I bolted immediately for my cherished haunt, Backroom Records (R.I.P), in town, bought the LPs with money made from my meager part-time newspaper “salary,” rushed back to my dorm, and fired up my roommate Pete’s kick-ass stereo system (there were no two ways about it, Pete reasoned, he had to have a state-of-the-art system; being a huge Pink Floyd fan, one needed the proper equipment to appreciate all of the, ah, nuances of what the music was capable of conveying to an appropriately prepared head).
Not surprisingly, my 21-year-old Stones-obsessed self gave an enthusiastic thumb’s up to Mick Jagger’s first solo LP, “She’s The Boss,” (even if I saw it as an implicit threat to the well-being of the group’s continuing as a whole); and, alas, a middling, mixed take on the Jimmy Page/Paul Rodgers-led stodgy supergroup The Firm, whose moniker for me then (and now) too aptly captured the bloodless, stiff-suited corporate rock vibe of the group. Thirty-one years later, I’m glad to report, I can still stand (mostly) by those early published opinions.

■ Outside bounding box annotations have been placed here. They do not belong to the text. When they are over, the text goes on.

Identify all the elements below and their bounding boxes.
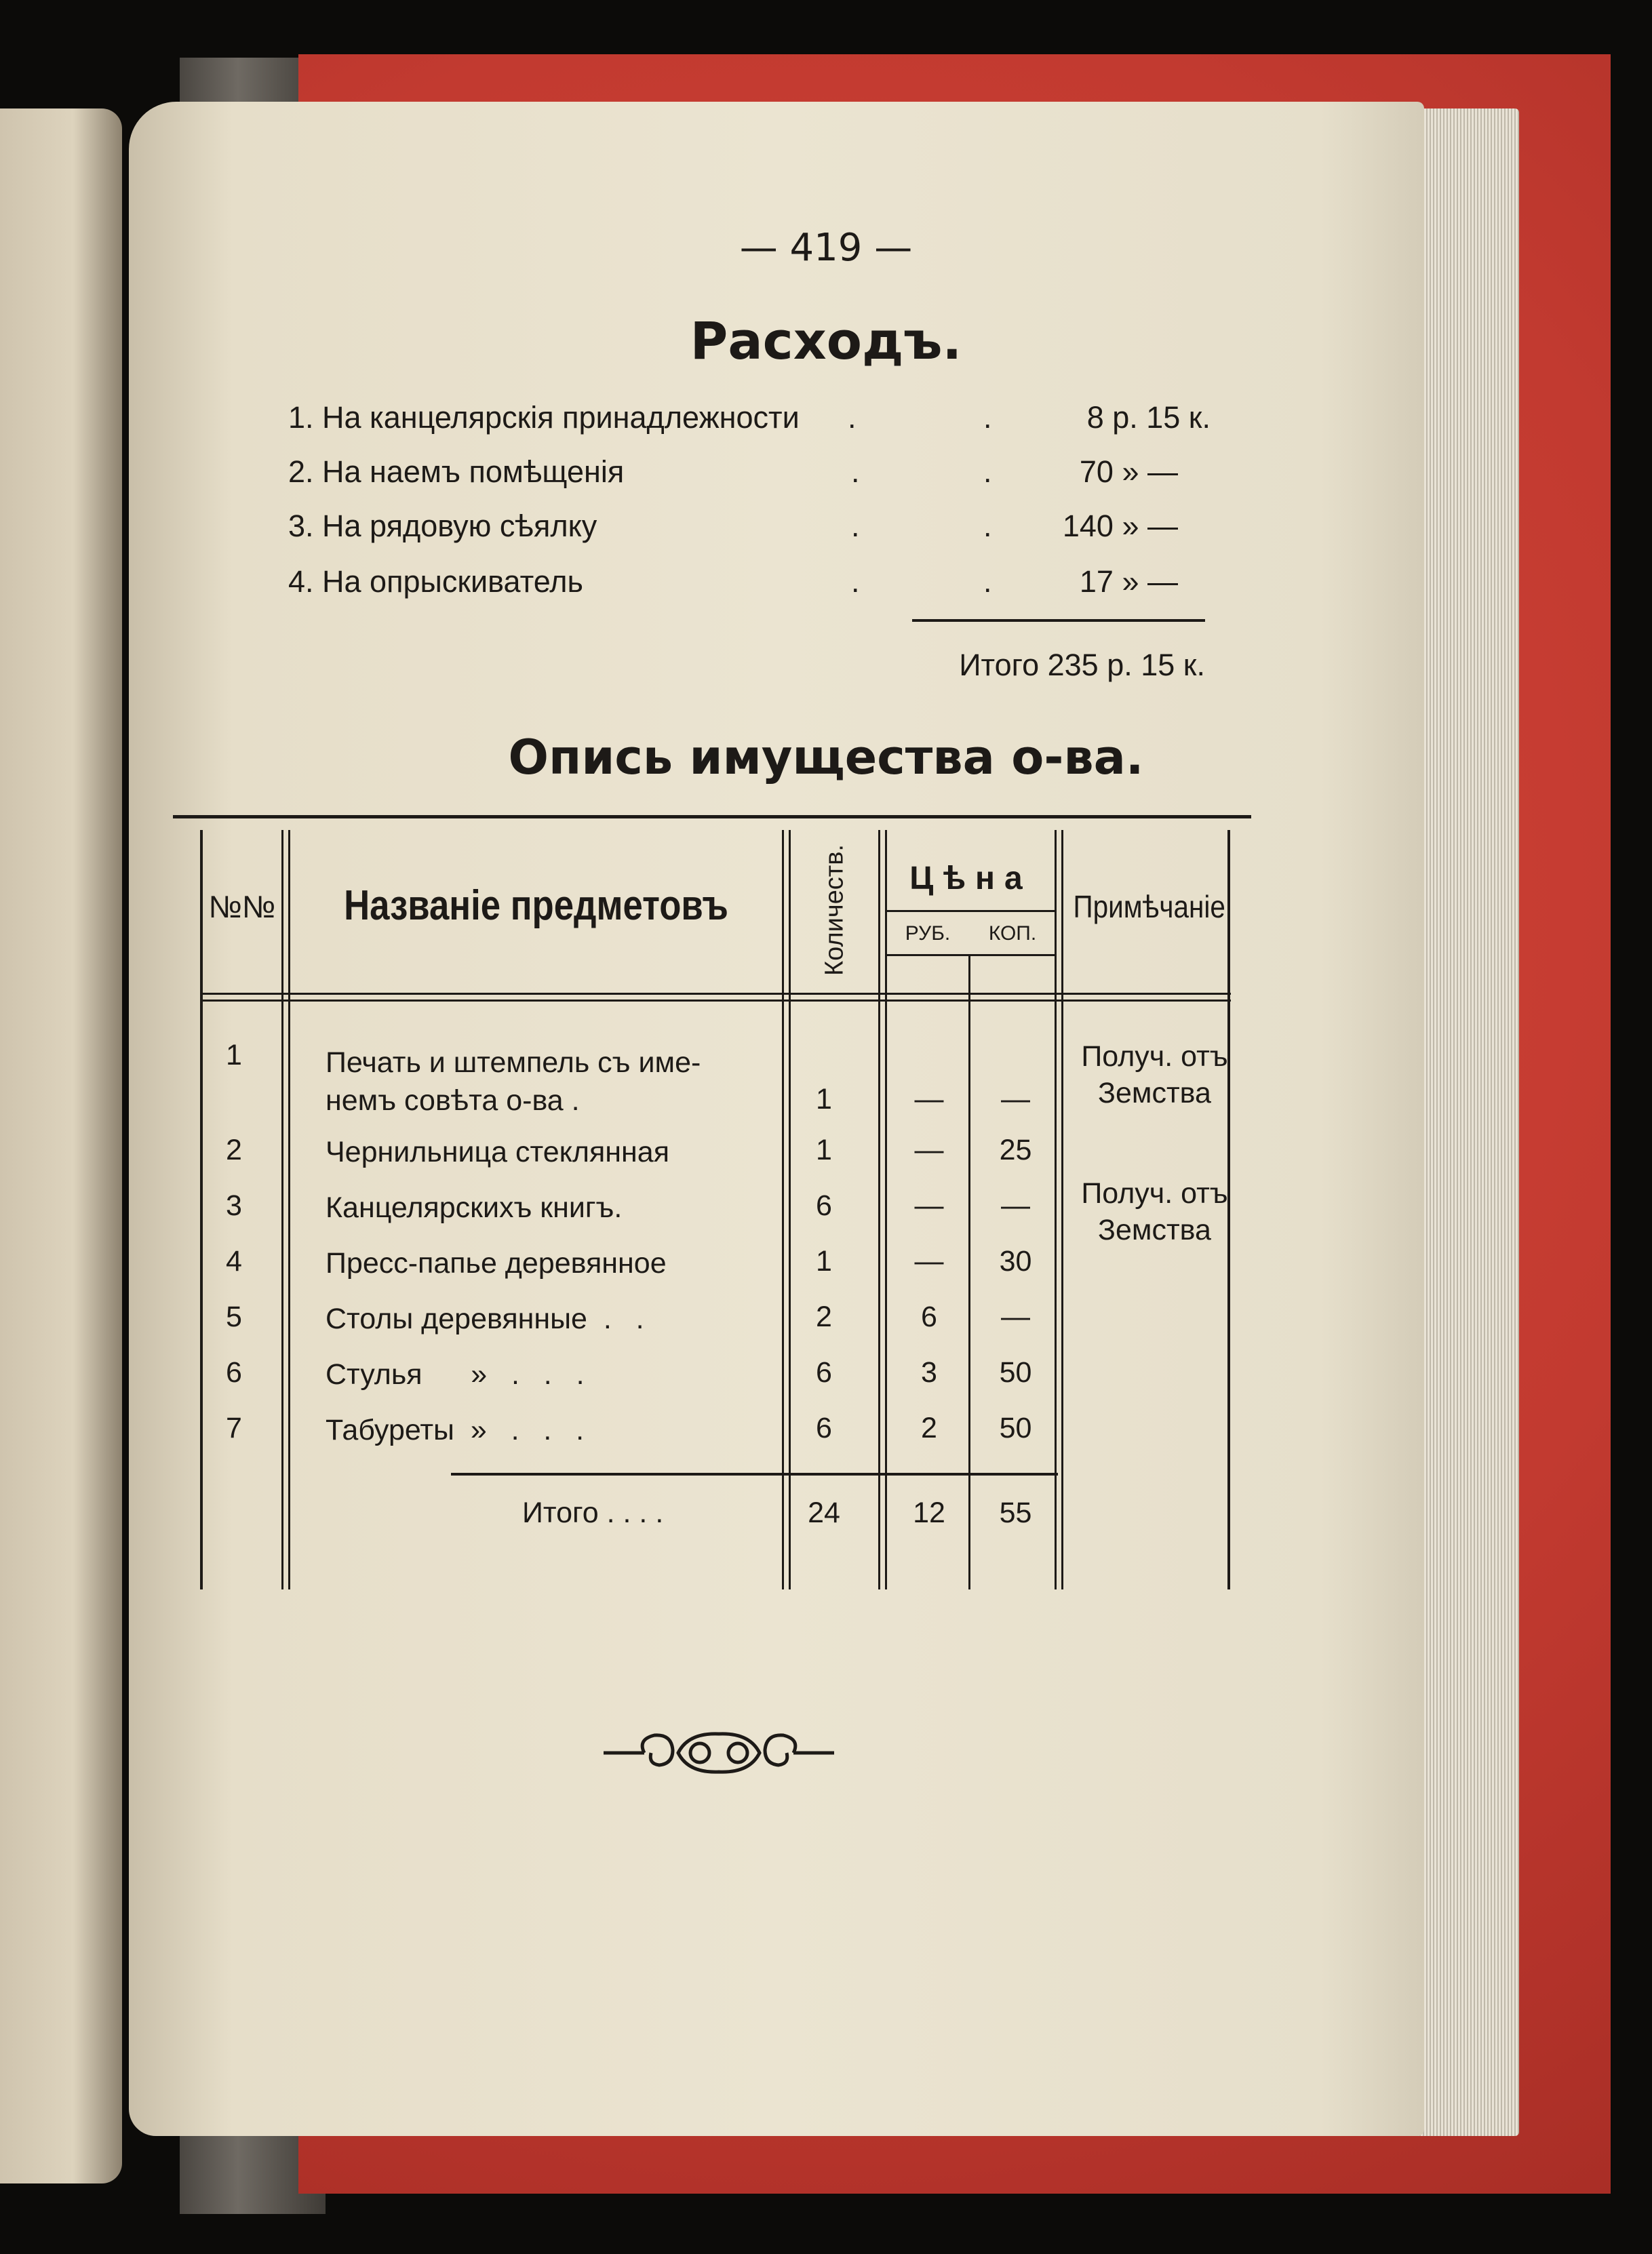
price-rule [885, 910, 1055, 912]
header-price: Цѣна [909, 861, 1032, 896]
row-note-line2: Земства [1098, 1213, 1211, 1246]
row-name: Канцелярскихъ книгъ. [326, 1191, 623, 1224]
row-rub: — [914, 1083, 944, 1115]
row-qty: 6 [816, 1356, 832, 1389]
row-num: 4 [226, 1245, 242, 1278]
row-rub: 3 [921, 1356, 937, 1389]
row-kop: — [1001, 1189, 1030, 1222]
expense-row: 2. На наемъ помѣщенія . . 70 » — [288, 454, 1178, 489]
expense-label: 3. На рядовую сѣялку [288, 509, 597, 543]
row-num: 2 [226, 1134, 242, 1166]
inventory-title: Опись имущества о-ва. [508, 730, 1144, 785]
left-page-edge [0, 108, 122, 2183]
row-kop: — [1001, 1301, 1030, 1333]
header-kop: КОП. [988, 922, 1037, 945]
row-num: 7 [226, 1412, 242, 1444]
row-kop: 30 [999, 1245, 1032, 1278]
row-qty: 6 [816, 1189, 832, 1222]
row-name: Чернильница стеклянная [326, 1136, 669, 1168]
row-rub: 6 [921, 1301, 937, 1333]
row-num: 3 [226, 1189, 242, 1222]
header-num: №№ [208, 889, 276, 924]
row-name-line1: Печать и штемпель съ име- [326, 1046, 701, 1079]
inventory-total-rule [451, 1473, 1058, 1476]
table-top-rule [173, 815, 1251, 818]
header-note: Примѣчаніе [1073, 889, 1225, 924]
total-kop: 55 [999, 1497, 1032, 1529]
header-qty-cell [791, 829, 878, 991]
row-note-line2: Земства [1098, 1076, 1211, 1109]
row-num: 1 [226, 1039, 242, 1071]
row-num: 5 [226, 1301, 242, 1333]
row-qty: 1 [816, 1083, 832, 1115]
inventory-table [173, 815, 1251, 1595]
row-note [1058, 1039, 1251, 1112]
expense-row: 4. На опрыскиватель . . 17 » — [288, 564, 1178, 599]
row-name: Стулья » . . . [326, 1358, 585, 1391]
total-rub: 12 [913, 1497, 945, 1529]
row-kop: 50 [999, 1412, 1032, 1444]
header-rule [200, 1000, 1231, 1002]
total-label: Итого . . . . [522, 1497, 664, 1529]
row-name [326, 1044, 814, 1120]
expense-amount: 8 р. 15 к. [1086, 400, 1211, 435]
price-sub-rule [885, 954, 1055, 956]
expense-row: 3. На рядовую сѣялку . . 140 » — [288, 509, 1178, 543]
expense-amount: 17 » — [1079, 564, 1178, 599]
expense-amount: 140 » — [1062, 509, 1178, 543]
header-name: Названіе предметовъ [344, 882, 728, 929]
row-name: Столы деревянные . . [326, 1303, 644, 1335]
row-qty: 1 [816, 1134, 832, 1166]
header-qty: Количеств. [820, 844, 848, 976]
expense-amount: 70 » — [1079, 454, 1178, 489]
row-rub: 2 [921, 1412, 937, 1444]
row-qty: 2 [816, 1301, 832, 1333]
row-rub: — [914, 1189, 944, 1222]
row-name: Пресс-папье деревянное [326, 1247, 667, 1280]
row-rub: — [914, 1245, 944, 1278]
row-num: 6 [226, 1356, 242, 1389]
header-rub: РУБ. [905, 922, 951, 945]
row-note [1058, 1176, 1251, 1249]
col-sep [878, 830, 880, 1589]
expense-total: Итого 235 р. 15 к. [959, 648, 1205, 682]
row-kop: — [1001, 1083, 1030, 1115]
expense-row: 1. На канцелярскія принадлежности . . 8 р. 15 к. [288, 400, 1211, 435]
row-note-line1: Получ. отъ [1081, 1040, 1228, 1073]
row-qty: 1 [816, 1245, 832, 1278]
row-rub: — [914, 1134, 944, 1166]
expense-label: 4. На опрыскиватель [288, 564, 583, 599]
row-name: Табуреты » . . . [326, 1414, 585, 1446]
page-number: — 419 — [739, 226, 913, 270]
decorative-ornament [597, 1726, 841, 1780]
row-note-line1: Получ. отъ [1081, 1177, 1228, 1210]
row-name-line2: немъ совѣта о-ва . [326, 1084, 580, 1117]
row-kop: 50 [999, 1356, 1032, 1389]
header-rule [200, 993, 1231, 995]
row-qty: 6 [816, 1412, 832, 1444]
expense-total-rule [912, 619, 1205, 622]
expense-label: 1. На канцелярскія принадлежности [288, 400, 800, 435]
row-kop: 25 [999, 1134, 1032, 1166]
expense-title: Расходъ. [690, 311, 962, 371]
total-qty: 24 [808, 1497, 840, 1529]
expense-label: 2. На наемъ помѣщенія [288, 454, 625, 489]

I genuinely liked some of the stuff on “She’s The Boss.” In fact, a year or so later, my best friend from junior high allowed me to boozily belt out Jagger’s “Just Another Night” from “She’s The Boss” — twice — while strutting the stage like a bantam rooster, and whipping my microphone cord around like a lasso. For better or worse (probably much worse), I was going on gin and instinct (with a nerve-numbing shot of possible self-delusion), slogging my way through an ill-advised fantasy hybrid of my two favorite rock frontmen, Mick and The Who’s Roger Daltrey.
Alarmingly, the frat-boy and sorority girl whoops, hollers, and cheers (at least I think they were cheers) from the well-oiled collegeiate crowd only egged on my Bombay-fueled quest to channel the rock gods by imagining that I was Jumpin’ Jack Flash whipping his sash at Madison Square Garden, or a fabulously tressed Roger Daltrey, muscled and marching through those green lasers on “Baba O’Riley.”
The best part in relieved retrospect? Smartphones weren’t invented yet, and no one (certainly not me) reviewed the show for the college paper.